En días recientes ha surgido una oleada fuerte de plataformas en línea que permiten a cualquiera interactuar con una inteligencia artificial. La variedad es tanta que uno puede pedirle a la computadora que escriba código de programación, un soneto al estilo de Sor Juana, que haga una ilustración de un panda montado en un monociclo como si lo hubiese pintado Frida Kahlo o hacer una canción con aires de reggaetón y flamenco. Esta capacidad de creación muy potente en apariencia ha provocado, al menos, un par de reacciones. La de las entusiastas que no pueden parar de pedirle a la máquina que les dibuje, redacte o explique cualesquiera caprichos y tareas, por un lado, y la de quienes ven en las inteligencias artificiales un peligro en muchos sentidos.
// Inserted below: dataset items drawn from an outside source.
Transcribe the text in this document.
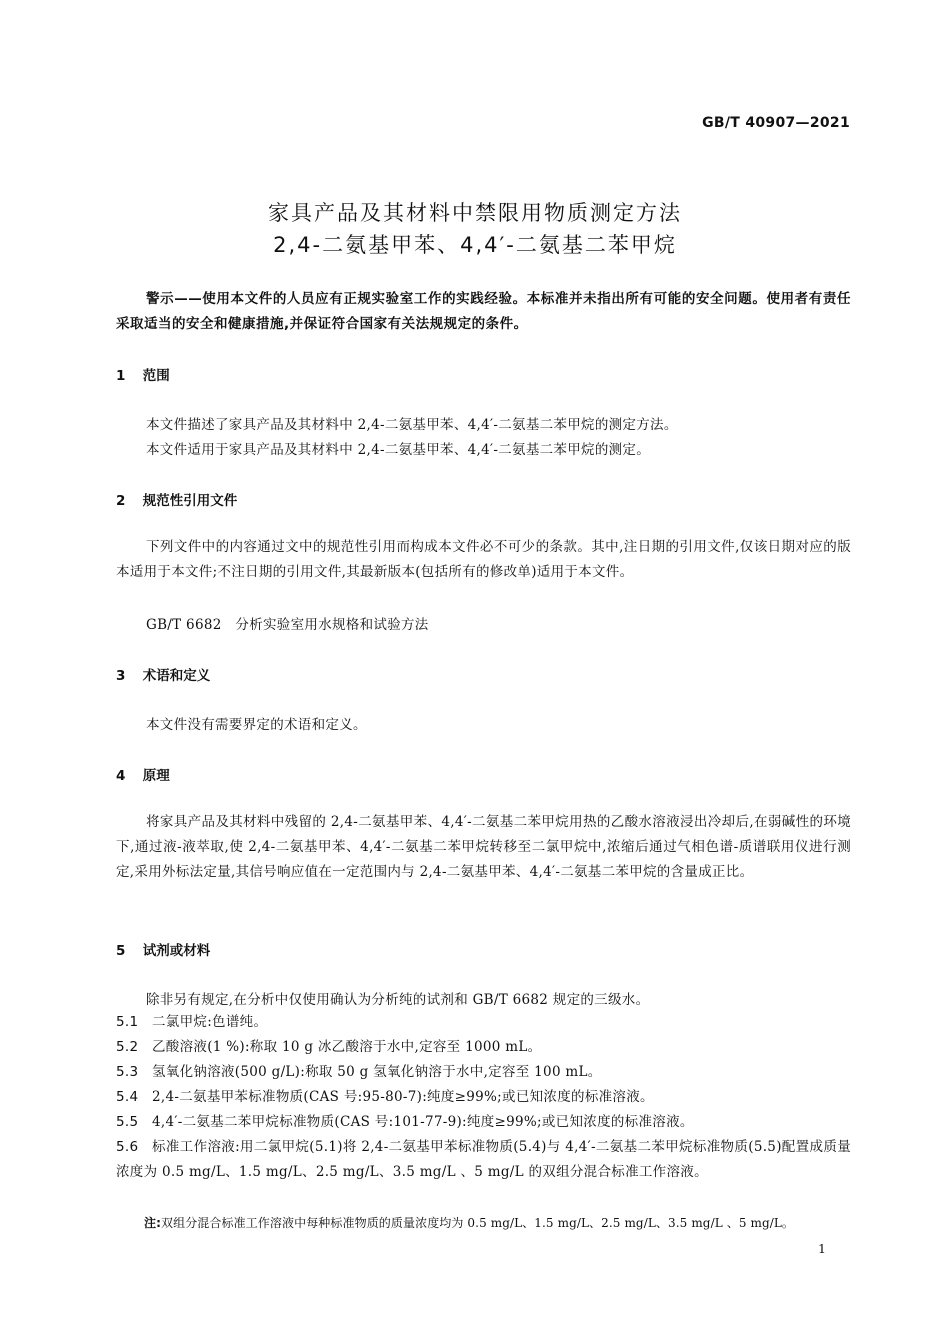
GB/T 40907—2021
家具产品及其材料中禁限用物质测定方法
2,4-二氨基甲苯、4,4′-二氨基二苯甲烷
警示——使用本文件的人员应有正规实验室工作的实践经验。本标准并未指出所有可能的安全问题。使用者有责任采取适当的安全和健康措施,并保证符合国家有关法规规定的条件。
1 范围
本文件描述了家具产品及其材料中 2,4-二氨基甲苯、4,4′-二氨基二苯甲烷的测定方法。
本文件适用于家具产品及其材料中 2,4-二氨基甲苯、4,4′-二氨基二苯甲烷的测定。
2 规范性引用文件
下列文件中的内容通过文中的规范性引用而构成本文件必不可少的条款。其中,注日期的引用文件,仅该日期对应的版本适用于本文件;不注日期的引用文件,其最新版本(包括所有的修改单)适用于本文件。
GB/T 6682　分析实验室用水规格和试验方法
3 术语和定义
本文件没有需要界定的术语和定义。
4 原理
将家具产品及其材料中残留的 2,4-二氨基甲苯、4,4′-二氨基二苯甲烷用热的乙酸水溶液浸出冷却后,在弱碱性的环境下,通过液-液萃取,使 2,4-二氨基甲苯、4,4′-二氨基二苯甲烷转移至二氯甲烷中,浓缩后通过气相色谱-质谱联用仪进行测定,采用外标法定量,其信号响应值在一定范围内与 2,4-二氨基甲苯、4,4′-二氨基二苯甲烷的含量成正比。
5 试剂或材料
除非另有规定,在分析中仅使用确认为分析纯的试剂和 GB/T 6682 规定的三级水。
5.1 二氯甲烷:色谱纯。
5.2 乙酸溶液(1 %):称取 10 g 冰乙酸溶于水中,定容至 1000 mL。
5.3 氢氧化钠溶液(500 g/L):称取 50 g 氢氧化钠溶于水中,定容至 100 mL。
5.4 2,4-二氨基甲苯标准物质(CAS 号:95-80-7):纯度≥99%;或已知浓度的标准溶液。
5.5 4,4′-二氨基二苯甲烷标准物质(CAS 号:101-77-9):纯度≥99%;或已知浓度的标准溶液。
5.6 标准工作溶液:用二氯甲烷(5.1)将 2,4-二氨基甲苯标准物质(5.4)与 4,4′-二氨基二苯甲烷标准物质(5.5)配置成质量浓度为 0.5 mg/L、1.5 mg/L、2.5 mg/L、3.5 mg/L 、5 mg/L 的双组分混合标准工作溶液。
注:双组分混合标准工作溶液中每种标准物质的质量浓度均为 0.5 mg/L、1.5 mg/L、2.5 mg/L、3.5 mg/L 、5 mg/L。
1
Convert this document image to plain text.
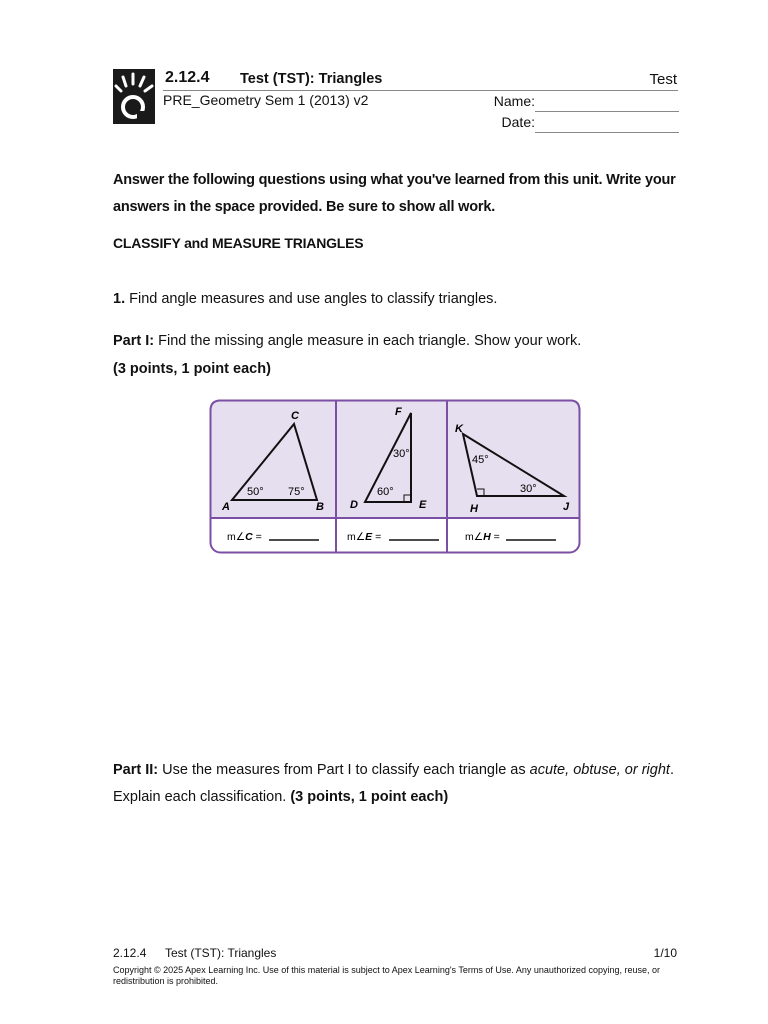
2.12.4 Test (TST): Triangles	Test
PRE_Geometry Sem 1 (2013) v2	Name:
Date:
Answer the following questions using what you've learned from this unit. Write your answers in the space provided. Be sure to show all work.
CLASSIFY and MEASURE TRIANGLES
1. Find angle measures and use angles to classify triangles.
Part I: Find the missing angle measure in each triangle. Show your work.
(3 points, 1 point each)
A	B
C
50° 75°
D	E
F
60°
30°
H	J
K
45°
30°
m∠C =	m∠E =	m∠H =
Part II: Use the measures from Part I to classify each triangle as acute, obtuse, or right. Explain each classification. (3 points, 1 point each)
2.12.4 Test (TST): Triangles	1/10
Copyright © 2025 Apex Learning Inc. Use of this material is subject to Apex Learning's Terms of Use. Any unauthorized copying, reuse, or redistribution is prohibited.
Aunque, como toda tecnología, la inteligencia artificial no es estática y continúa avanzando mientras yo escribo y tú lees esta oración, podemos discutir sus alcances hasta hoy buscando pararnos en el pasillo entre el catastrofismo y el romanticismo estilo Súper Sónicos. Las inteligencias artificiales con las que interactuamos hoy funcionan a partir de pistas, instrucciones o palabras clave suministradas por un humano. Así, le pedimos a la computadora que nos explique cómo funciona una regresión binomial negativa, y ponemos en marcha un motor muy potente que busca en todo internet la respuesta a lo que le pedimos. No sólo busca entre millones de datos, sino que combina pedazos de información desperdigada, duplicada, escueta o profundamente detallada para darnos una respuesta similar a lo que la computadora ha sido programada para acercarse lo más posible al resultado que queremos. En ese sentido, la inteligencia artificial no es simplemente un buscador más potente, sino que “aprende”, combina datos y arroja respuestas basadas en todo lo que hay en internet. No se olvide esta palabra: todo.
Quienes ven en las inteligencias artificiales de hoy peligros tienen razón en algunos puntos y probablemente exageren en algunos otros. En cuanto a la manera en que estas aplicaciones generan respuestas para nosotros, no les falta razón. Las inteligencias artificiales de hoy no distinguen entre lo que publica una revista científica sobre la salud del corazón y el blog sensacionalista de alguien a quien se le ocurrió que el chocolate blanco quita la depresión y mejora el aliento. Dado que se valen de todo lo que hay en internet, las respuestas producidas a veces aciertan por completo y otras muchas repiten las mismas incoherencias y rumores. En el sentido más perverso, la inteligencia artificial de hoy puede utilizarse como una máquina para producir paparruchas, más conocidas como fake news, y crear montañas de contenido para sesgar la opinión pública y desinformar. Podemos pensar en ellas como un bot que alimenta a los bots que diseminan información falsa.
Hay otra vertiente de gente angustiada que piensa que la inteligencia artificial terminará por arruinar el cerebro de las nuevas generaciones. Es con este grupo con quien discrepo abiertamente. Es cierto que las inteligencias artificiales de hoy empiezan a ser un dolor de cabeza y un reto en las escuelas: antes, los estudiantes copiaban textos de Wikipedia. Hoy pueden pedirle a una inteligencia artificial explicar el inicio de la Independencia con el lenguaje de un humano de doce años. Hacer trampa es más sofisticado, pero tampoco es imposible distinguir un producto de inteligencia artificial con un trabajo de inteligencia orgánica, al menos hasta hoy.
Probablemente estamos en el borde del cambio tecnológico en el que una herramienta se incorpora a la vida cotidiana. ¿Habrá habido una preocupación similar cuando se crearon calculadoras portátiles a un costo tan bajo que cualquier estudiante podía tener una en su mochila? Si hoy llegamos a un punto en donde una computadora que lee todos los memes y todas las páginas de internet en un santiamén puede hacer una tarea escolar de manera decente, a lo mejor es tiempo de repensar la tarea antes de declarar la guerra a las inteligencias artificiales.